The Island: THE BIG STORY: History fades at Alameda Point, April 28, 2011

Excerpt:

Dick Rutter expertly guides his Jeep Grand Cherokee through the gray maze of streets on Alameda Point, and each turn yields fresh details that bring the silent, moldering buildings that line those streets back to life.

Here are the Bachelor Officers Quarters, where Rutter lived for three years in the early 1970s when he was a Navy navigator; further along the route is the control tower where he worked 24-hour watches, and enjoyed sunrises and sunsets. Another turn yields the base’s old church.

“I went to too many funerals in this building,” Rutter intones, as he pushes the aging Cherokee against a thick wind on a blustery February day.

For the last decade, the architect and preservationist has been on a final mission at the former Naval Air Station: He’s trying to save dozens of Alameda Point’s historic buildings from the wrecking ball, including some that Rutter said offer examples of Navy buildings that were once prevalent across the globe but are now only still standing on the former base. But Rutter’s efforts to save and reuse the base’s historic Art Deco and Streamline Moderne buildings have been complicated by the city’s ongoing inability to develop the Point, or even to come up with a generally accepted plan for moving forward.

Federal money to pay for upgrades at the Point, including the 87 buildings that the federal government has deemed historic is long gone, according to one policymaker who has been active in efforts to reuse them. And along with deteriorating conditions, efforts to lease the buildings to companies that could help finance repair efforts and put eyes on the base – something preservationists have been pushing the city to do – have faced challenges from developers and the Navy cleanup process.

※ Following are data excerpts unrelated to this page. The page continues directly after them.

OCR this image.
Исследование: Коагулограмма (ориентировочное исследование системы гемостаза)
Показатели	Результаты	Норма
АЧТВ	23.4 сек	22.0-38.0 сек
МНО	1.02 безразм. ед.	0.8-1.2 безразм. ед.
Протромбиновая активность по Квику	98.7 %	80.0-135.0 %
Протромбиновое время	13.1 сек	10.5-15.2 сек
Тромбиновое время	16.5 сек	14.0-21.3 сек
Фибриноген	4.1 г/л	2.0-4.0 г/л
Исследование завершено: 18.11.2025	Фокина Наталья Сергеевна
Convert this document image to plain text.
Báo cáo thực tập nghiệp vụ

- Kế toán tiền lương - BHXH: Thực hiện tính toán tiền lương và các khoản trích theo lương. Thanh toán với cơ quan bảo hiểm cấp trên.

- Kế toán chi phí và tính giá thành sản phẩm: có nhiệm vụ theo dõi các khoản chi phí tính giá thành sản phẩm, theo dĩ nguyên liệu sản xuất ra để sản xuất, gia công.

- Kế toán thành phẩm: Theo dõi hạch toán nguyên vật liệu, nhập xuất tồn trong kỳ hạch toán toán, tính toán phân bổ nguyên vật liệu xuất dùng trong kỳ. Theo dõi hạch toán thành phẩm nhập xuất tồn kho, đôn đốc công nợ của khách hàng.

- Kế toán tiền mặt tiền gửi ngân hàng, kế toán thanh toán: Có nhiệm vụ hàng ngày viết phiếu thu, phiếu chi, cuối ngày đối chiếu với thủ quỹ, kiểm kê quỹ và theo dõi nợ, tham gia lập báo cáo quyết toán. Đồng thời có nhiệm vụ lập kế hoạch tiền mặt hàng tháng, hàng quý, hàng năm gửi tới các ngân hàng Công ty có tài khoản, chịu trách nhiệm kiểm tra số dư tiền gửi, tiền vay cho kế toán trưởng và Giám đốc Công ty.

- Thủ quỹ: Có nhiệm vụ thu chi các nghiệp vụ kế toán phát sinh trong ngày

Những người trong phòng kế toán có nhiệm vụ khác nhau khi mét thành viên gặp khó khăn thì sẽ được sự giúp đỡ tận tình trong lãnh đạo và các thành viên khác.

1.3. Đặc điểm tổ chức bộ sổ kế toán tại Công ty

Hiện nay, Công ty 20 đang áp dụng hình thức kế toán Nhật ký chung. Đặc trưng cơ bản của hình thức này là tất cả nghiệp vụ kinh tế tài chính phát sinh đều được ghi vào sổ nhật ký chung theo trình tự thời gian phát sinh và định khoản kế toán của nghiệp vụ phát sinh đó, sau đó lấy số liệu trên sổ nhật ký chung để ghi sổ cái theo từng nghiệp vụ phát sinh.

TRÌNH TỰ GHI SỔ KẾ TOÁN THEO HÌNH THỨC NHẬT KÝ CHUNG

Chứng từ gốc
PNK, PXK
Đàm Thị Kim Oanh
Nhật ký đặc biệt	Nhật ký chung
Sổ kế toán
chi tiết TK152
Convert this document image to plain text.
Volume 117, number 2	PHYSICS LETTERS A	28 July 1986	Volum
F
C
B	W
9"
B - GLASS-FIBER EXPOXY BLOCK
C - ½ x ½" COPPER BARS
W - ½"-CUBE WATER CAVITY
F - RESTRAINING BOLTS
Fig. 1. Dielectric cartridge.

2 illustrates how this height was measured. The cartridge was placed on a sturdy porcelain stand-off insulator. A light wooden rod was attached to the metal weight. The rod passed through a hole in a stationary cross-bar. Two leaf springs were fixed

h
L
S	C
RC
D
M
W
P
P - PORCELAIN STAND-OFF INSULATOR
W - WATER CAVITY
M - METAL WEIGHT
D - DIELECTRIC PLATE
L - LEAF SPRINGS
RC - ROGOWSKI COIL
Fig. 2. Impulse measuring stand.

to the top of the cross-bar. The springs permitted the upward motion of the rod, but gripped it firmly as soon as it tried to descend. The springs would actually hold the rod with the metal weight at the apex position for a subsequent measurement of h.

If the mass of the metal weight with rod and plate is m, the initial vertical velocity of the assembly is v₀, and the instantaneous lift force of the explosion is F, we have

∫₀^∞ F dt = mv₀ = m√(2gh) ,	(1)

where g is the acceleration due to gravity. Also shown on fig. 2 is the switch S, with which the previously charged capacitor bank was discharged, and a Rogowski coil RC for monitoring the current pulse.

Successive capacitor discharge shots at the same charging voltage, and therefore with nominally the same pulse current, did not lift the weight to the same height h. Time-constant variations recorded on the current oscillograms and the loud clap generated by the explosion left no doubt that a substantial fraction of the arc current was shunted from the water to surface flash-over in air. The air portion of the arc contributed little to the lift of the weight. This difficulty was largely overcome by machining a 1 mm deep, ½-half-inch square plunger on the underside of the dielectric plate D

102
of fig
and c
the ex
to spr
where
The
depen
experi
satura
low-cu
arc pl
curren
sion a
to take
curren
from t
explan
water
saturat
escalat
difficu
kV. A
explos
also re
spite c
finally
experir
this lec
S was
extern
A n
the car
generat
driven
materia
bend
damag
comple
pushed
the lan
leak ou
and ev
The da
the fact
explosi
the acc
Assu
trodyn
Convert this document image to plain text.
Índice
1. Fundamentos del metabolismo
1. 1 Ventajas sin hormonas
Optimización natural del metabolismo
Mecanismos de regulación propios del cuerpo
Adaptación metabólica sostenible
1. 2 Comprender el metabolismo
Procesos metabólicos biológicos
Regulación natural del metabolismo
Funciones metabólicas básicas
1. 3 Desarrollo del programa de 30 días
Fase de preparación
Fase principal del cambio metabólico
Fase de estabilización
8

Some of the buildings are still in good shape, Rutter says. But he’s not sure how much longer others he’s trying to save can hold out against the ravages of vandals, squatters, copper thieves – or time.

“This stuff all looks so sad compared to when the Navy was here,” Rutter says after detailing the damage vandals and thieves have done to the BOQ, his onetime home. “I think we’re on the edge at this point.”